IMAGO / Kirchner-MediaEr soll schon äußerst fragwürdige Konsequenzen planen: Die brisante Situation zwischen Fabio Silva und dem BVB
Fabio Silva? Brandt macht BVB-Neuzugang eine Ansage
"Ganz allgemein", leitete der Trainer des BVB vor zweieinhalb Wochen auf einer Pressekonferenz ein und erklärte dann, weshalb der portugiesische Stürmer bislang so selten zum Einsatz kam: "Die Jungs, die im vergangenen Jahr das Ding gezogen haben, die haben große Qualität gezeigt. Deshalb ist es normal, dass neue Spieler etwas Geduld aufbringen müssen, auch wenn wir sie für viel Geld verpflichtet haben. Aber die Ablöse bedeutet nicht, dass die anderen deshalb freiwillig den Weg freimachen."
Brandt dagegen gab kürzlich, nachdem Silva als Einwechselspieler beim Sieg in Leverkusen das vorentscheidende 2:0 vorbereitet hatte, etwas mehr Einblick in dessen Seelenleben: "Er muss einfach dranbleiben. Er darf sich nicht zu sehr in diesem negativen Trubel aufhalten, weil ihm das einfach nicht guttut. Mit 20 war ich, glaube ich, auch ab und zu mal so. Wenn es dann nicht lief, waren alle anderen schuld. Er ist jetzt 23 und muss verstehen, dass Fußball schnell in eine Richtung gehen kann, wo man frustriert ist. Aber innerhalb von ein, zwei Tagen kannst du dir auch auf einmal wieder ein Lächeln ins Gesicht holen."
Welcher Gemütszustand bei Silva in diesen Tagen vorherrscht, ist von außen schwer zu beurteilen. Gegen Bodö/Glimt kam er zuletzt zu seinem zweiten Startelfeinsatz innerhalb von acht Tagen. Mehr als zwei sind es allerdings auch insgesamt nicht, seit er im Sommer für 22,5 Millionen Euro nach Dortmund wechselte. Und auch dies spielt eine Rolle.

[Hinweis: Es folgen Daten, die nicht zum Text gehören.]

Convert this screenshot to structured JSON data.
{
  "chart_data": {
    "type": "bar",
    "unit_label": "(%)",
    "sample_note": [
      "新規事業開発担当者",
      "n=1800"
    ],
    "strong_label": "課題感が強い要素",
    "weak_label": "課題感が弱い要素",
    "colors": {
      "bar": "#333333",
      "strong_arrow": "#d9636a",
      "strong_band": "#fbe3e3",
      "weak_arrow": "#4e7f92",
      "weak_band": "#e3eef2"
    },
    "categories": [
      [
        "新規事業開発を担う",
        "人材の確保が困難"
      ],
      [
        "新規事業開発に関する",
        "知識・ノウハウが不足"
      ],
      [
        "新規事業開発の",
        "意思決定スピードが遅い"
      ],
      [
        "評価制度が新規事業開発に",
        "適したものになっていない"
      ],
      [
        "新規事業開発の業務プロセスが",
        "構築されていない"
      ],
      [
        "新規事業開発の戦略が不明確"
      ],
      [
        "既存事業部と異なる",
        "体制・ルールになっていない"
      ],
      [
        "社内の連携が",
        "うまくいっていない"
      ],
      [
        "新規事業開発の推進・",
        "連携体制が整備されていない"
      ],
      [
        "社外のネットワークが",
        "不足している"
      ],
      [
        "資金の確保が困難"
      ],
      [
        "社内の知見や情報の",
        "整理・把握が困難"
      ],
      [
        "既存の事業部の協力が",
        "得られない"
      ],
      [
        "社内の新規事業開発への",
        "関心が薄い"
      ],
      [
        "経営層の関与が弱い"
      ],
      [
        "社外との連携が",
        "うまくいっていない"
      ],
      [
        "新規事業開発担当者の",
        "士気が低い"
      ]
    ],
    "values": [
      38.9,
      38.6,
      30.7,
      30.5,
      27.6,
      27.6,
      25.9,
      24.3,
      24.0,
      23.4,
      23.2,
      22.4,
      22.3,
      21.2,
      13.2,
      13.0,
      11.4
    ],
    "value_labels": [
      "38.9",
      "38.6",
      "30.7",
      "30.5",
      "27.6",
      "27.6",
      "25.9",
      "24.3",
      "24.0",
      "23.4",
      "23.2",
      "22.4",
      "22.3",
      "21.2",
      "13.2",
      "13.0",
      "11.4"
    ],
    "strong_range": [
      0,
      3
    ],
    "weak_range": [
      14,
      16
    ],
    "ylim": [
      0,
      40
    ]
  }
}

IMAGO / HMB-MediaFabio Silva forciert angeblich Winter-Abschied beim BVB
Die Gerüchte werden nämlich hartnäckiger, wonach sich Silva aufgrund seiner bislang geringen Spielzeit unter Kovac - er steht bei nur 292 Minuten, verteilt auf 14 Pflichtspieleinsätze sind das 21 Minuten pro Partie - nach einem Winter-Abgang sehnt - ja ihn sogar forciert. Silva, der im November 2024 sein 19-minütiges Debüt für die Nationalelf gegeben hat und seitdem auf den zweiten Einsatz wartet, will im nächsten Sommer mit zur WM. Und dafür muss er spielen, mehr spielen.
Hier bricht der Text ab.